ANIMALS 7 healthy adult mixed-breed dogs.
PROCEDURES Each dog was given a single dose of metformin IV (mean ± SD dose, 24.77 ± 0.60 mg/kg) or PO (mean dose, 19.14 ± 2.78 mg/kg) with a 1-week washout period between treatments. For each treatment, blood samples were collected before and at intervals up to 72 hours after metformin administration. Seventy-two hours after the crossover study, each dog was administered metformin (mean dose, 13.57 ± 0.55 mg/kg), PO, twice daily for 7 days. Blood samples were taken before treatment initiation on day 0 and immediately before the morning drug administration on days 2, 4, 6, and 7. Serum metformin concentrations were determined by means of a validated flow injection analysis–tandem mass spectrometry method.

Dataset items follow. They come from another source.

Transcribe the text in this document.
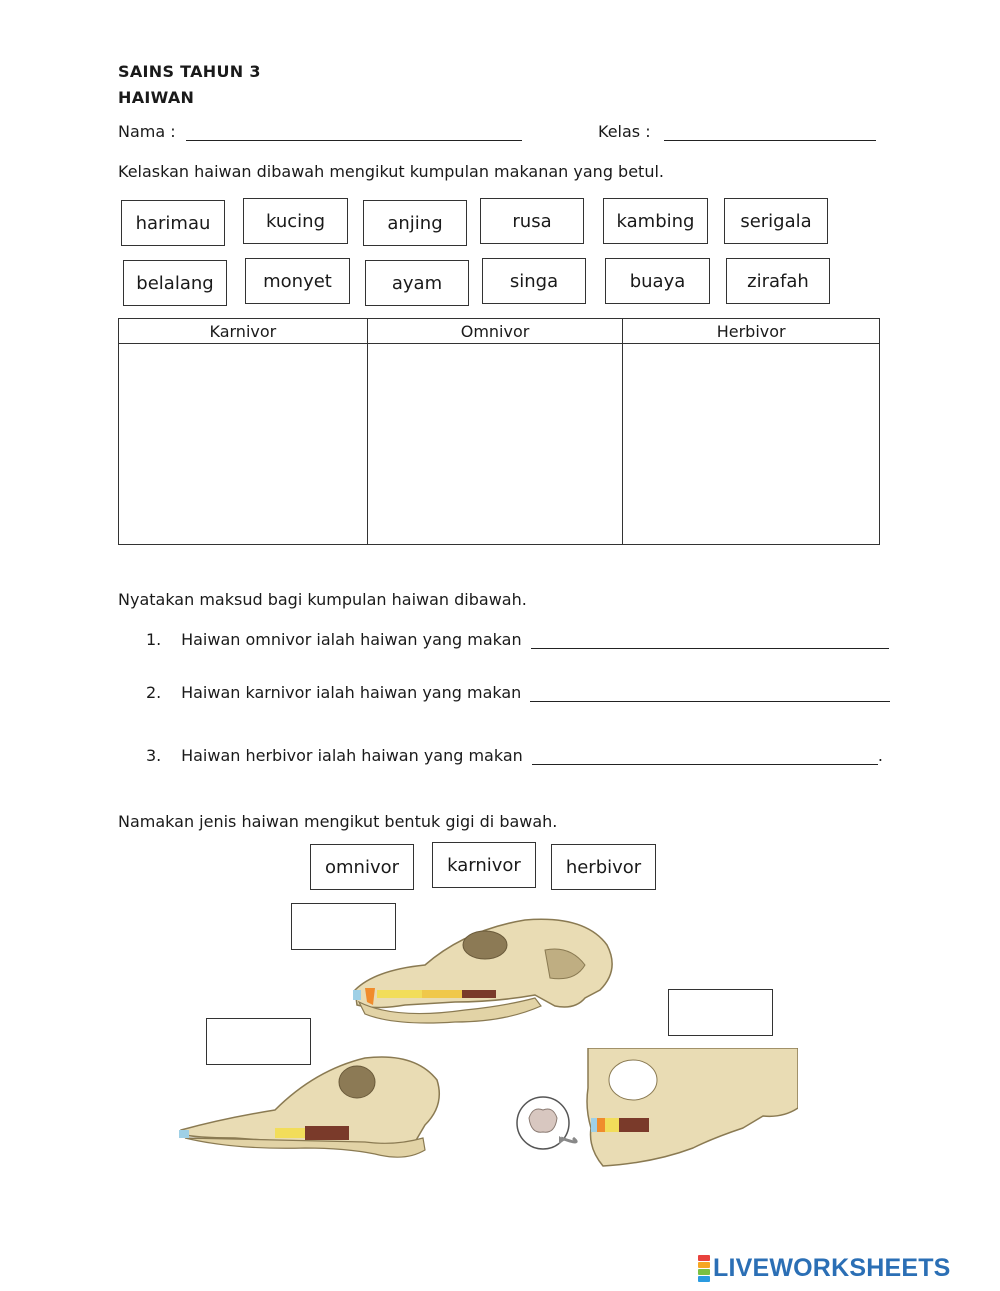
SAINS TAHUN 3
HAIWAN
Nama :	Kelas :
Kelaskan haiwan dibawah mengikut kumpulan makanan yang betul.
harimau	kucing	anjing	rusa	kambing	serigala
belalang	monyet	ayam	singa	buaya	zirafah
Karnivor	Omnivor	Herbivor

Nyatakan maksud bagi kumpulan haiwan dibawah.
1. Haiwan omnivor ialah haiwan yang makan
2. Haiwan karnivor ialah haiwan yang makan
3. Haiwan herbivor ialah haiwan yang makan	.
Namakan jenis haiwan mengikut bentuk gigi di bawah.
omnivor	karnivor	herbivor
LIVEWORKSHEETS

RESULTS After IV or oral administration to the 7 dogs, there was high interindividual variability in mean serum metformin concentrations over time. Mean ± SD half-life of metformin following IV administration was 20.4 ± 4.1 hours. The mean time to maximum serum concentration was 2.5 ± 0.4 hours. Mean systemic clearance and volume of distribution were 24.1 ± 7.8 mL/min/kg and 44.8 ± 23.5 L/kg, respectively. The mean oral bioavailability was 31%.
CONCLUSIONS AND CLINICAL RELEVANCE The study data indicated that the general disposition pattern and bioavailability of metformin in dogs are similar to those reported for cats and humans.